Oha, einer der Vertreter, die einen Campingtisch zum Büro umfunktioniert haben ...


----------



## Herbboy (17. September 2015)

*AW: 27 Zoll: lohnen günstige WQHD-Modelle, oder lieber bei Full-HD bleiben?*



Icedaft schrieb:


> Oha, einer der Vertreter, die einen Campingtisch zum Büro umfunktioniert haben ...


 ich hab halt meinen Arbeitsplatz im Wohnzimmer, und da geht es nicht anders   siehe Bild, links in der Ecke sitz ich, und wenn Besuch kommt, muss ich den Tisch dann an die linke Wand schieben um 90 Grad gedreht (zwischen PC-Tisch und Tür ist noch eine Kommode, die fehlt auf der Zeichnung), damit dann auch 1-2 Leute links vom Wohnzimmertisch sitzen können. 

Für so was zahlt man hier in Köln in meiner Gegend locker 800€/Monat (natürlich noch mit Bad und Küche plus Schlafzimmer jeweils ca 3x4m  )


----------



## Icedaft (17. September 2015)

*AW: 27 Zoll: lohnen günstige WQHD-Modelle, oder lieber bei Full-HD bleiben?*

Kannst Du nicht einen größeren Schreibtisch direkt links vor der Wand platzieren? Den Moni könnte man dann direkt mit einer Halterung an der Wand verschrauben um nicht zuviel in der Tiefe zu verlieren.


----------



## Herbboy (17. September 2015)

*AW: 27 Zoll: lohnen günstige WQHD-Modelle, oder lieber bei Full-HD bleiben?*



Icedaft schrieb:


> Kannst Du nicht einen größeren Schreibtisch direkt links vor der Wand platzieren? Den Moni könnte man dann direkt mit einer Halterung an der Wand verschrauben um nicht zuviel in der Tiefe zu verlieren.



Nee, ich möchte mit Blickrichtung zu TV/Hifi sitzen, weil ich auch oft Musik höre und sehr häufig auch beim Zocken von einigen Spielen oder Surfen im Internet noch fernsehe (halt keine Filme, sondern Sendunden, wo man nicht unbedingt _dauernd _auch hinsehen muss).
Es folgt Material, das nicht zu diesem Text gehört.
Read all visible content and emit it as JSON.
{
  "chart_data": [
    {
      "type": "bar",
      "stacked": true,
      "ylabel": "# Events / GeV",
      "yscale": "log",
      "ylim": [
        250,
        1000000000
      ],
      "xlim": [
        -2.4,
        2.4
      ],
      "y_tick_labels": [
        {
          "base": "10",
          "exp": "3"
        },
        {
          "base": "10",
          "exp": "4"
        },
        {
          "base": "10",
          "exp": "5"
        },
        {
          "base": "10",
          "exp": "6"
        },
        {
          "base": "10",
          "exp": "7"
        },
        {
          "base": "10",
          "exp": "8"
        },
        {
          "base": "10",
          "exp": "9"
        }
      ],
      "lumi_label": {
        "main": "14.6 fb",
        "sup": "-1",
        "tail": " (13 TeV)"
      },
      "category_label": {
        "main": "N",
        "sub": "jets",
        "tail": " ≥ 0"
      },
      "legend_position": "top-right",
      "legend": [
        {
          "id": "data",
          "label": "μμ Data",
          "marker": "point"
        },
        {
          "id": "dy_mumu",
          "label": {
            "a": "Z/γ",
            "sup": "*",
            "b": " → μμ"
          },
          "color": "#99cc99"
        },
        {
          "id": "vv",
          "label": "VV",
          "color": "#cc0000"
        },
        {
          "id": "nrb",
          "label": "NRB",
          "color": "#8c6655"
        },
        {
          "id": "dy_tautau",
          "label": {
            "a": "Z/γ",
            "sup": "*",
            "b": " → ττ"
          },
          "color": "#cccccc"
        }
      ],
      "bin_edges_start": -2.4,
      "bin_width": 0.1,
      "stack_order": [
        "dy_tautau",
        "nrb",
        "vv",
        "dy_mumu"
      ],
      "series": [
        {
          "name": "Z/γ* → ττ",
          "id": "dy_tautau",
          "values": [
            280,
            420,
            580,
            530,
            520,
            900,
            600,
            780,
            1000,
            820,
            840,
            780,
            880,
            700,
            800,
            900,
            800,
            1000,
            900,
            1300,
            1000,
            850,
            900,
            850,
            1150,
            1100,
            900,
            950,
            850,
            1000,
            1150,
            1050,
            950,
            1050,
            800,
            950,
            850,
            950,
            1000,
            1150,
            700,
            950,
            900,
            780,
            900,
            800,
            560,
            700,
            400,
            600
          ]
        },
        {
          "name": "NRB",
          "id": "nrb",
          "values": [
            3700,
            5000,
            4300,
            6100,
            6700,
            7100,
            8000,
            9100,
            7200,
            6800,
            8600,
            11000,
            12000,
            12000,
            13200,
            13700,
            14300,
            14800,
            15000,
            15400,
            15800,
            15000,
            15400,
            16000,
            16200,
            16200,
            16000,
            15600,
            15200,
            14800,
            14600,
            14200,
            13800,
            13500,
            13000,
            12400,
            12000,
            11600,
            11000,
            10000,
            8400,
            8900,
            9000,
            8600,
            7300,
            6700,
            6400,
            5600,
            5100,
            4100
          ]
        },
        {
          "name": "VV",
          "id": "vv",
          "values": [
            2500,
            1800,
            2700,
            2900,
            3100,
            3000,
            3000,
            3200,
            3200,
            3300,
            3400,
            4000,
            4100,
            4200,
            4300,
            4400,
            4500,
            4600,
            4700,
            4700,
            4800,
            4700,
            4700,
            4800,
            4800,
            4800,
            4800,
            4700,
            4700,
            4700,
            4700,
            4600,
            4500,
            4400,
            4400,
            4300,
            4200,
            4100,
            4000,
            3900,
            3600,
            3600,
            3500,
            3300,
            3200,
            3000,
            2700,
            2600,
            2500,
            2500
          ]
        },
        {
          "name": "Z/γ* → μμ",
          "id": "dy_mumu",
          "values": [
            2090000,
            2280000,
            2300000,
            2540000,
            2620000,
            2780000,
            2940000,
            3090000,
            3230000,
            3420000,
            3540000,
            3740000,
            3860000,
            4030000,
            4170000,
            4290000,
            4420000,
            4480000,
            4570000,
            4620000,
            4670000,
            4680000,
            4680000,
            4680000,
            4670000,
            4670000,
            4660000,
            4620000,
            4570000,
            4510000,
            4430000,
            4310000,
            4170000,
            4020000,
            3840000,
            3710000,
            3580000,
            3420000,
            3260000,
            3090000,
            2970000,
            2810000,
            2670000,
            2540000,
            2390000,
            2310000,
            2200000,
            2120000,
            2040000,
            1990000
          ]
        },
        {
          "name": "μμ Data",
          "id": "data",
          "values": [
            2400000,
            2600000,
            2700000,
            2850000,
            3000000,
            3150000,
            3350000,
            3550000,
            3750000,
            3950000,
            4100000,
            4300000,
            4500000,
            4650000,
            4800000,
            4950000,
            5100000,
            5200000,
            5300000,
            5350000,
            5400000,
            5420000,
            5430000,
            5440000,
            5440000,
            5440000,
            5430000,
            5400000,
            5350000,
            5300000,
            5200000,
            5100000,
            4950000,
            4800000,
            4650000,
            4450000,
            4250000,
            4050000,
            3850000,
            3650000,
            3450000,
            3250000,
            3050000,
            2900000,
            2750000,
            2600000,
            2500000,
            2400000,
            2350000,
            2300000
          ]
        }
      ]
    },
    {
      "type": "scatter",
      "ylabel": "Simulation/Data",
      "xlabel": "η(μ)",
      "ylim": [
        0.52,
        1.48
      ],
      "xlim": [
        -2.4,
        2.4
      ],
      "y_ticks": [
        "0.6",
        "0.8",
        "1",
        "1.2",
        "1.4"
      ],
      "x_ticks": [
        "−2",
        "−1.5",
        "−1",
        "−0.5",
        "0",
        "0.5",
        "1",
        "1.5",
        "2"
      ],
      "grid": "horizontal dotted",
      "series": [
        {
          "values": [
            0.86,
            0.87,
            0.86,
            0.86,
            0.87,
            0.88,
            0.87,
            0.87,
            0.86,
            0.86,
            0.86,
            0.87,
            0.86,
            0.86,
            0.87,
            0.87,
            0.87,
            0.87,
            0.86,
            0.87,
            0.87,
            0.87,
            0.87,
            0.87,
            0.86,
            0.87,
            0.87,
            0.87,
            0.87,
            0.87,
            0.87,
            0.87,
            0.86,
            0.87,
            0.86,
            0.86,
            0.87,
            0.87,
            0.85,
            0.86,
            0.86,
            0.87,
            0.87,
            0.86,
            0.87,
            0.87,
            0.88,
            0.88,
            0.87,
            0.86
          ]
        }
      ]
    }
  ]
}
Da kommt es nicht in Frage, dass ich mit dem Rücken zum Fenster (rechts die "Wand" sind zwei Balkontüren als Fenster) sitze.


----------



## Icedaft (17. September 2015)

*AW: 27 Zoll: lohnen günstige WQHD-Modelle, oder lieber bei Full-HD bleiben?*

Dann platziere einen Spiegel über dem Moni, über den Du das Fernsehbild sehen kannst, einen Tod muss man sterben...  Oder den Tisch auf Rollen stellen (Arbeiten/Spielen dann mit dem Rücken zur Wand) und im Bedarfsfall an die Wand schieben.


----------



## Herbboy (17. September 2015)

*AW: 27 Zoll: lohnen günstige WQHD-Modelle, oder lieber bei Full-HD bleiben?*



Icedaft schrieb:


> Dann platziere einen Spiegel über dem Moni, über den Du das Fernsehbild sehen kannst, einen Tod muss man sterben...  Oder den Tisch auf Rollen stellen (Arbeiten/Spielen dann mit dem Rücken zur Wand) und im Bedarfsfall an die Wand schieben.


  nee, is doch alles gut - nur dass eben kein Monitor breiter als 65cm passen würde bzw. es schwer wäre.   

Zudem möchte ich ehrlich gesagt sowieso lieber 16:9 haben. Denn an sich plane ich grad nen neuen Tisch, der was breiter ist, aber sehr einfach an die Wand zu stellen sein soll (Verankerung an der Ecke links vorne und Rollen rechts), so dass in Zukunft theoretisch auch 70-75cm passen würden, aber 16:9 ist mir eben trotzdem lieber.


----------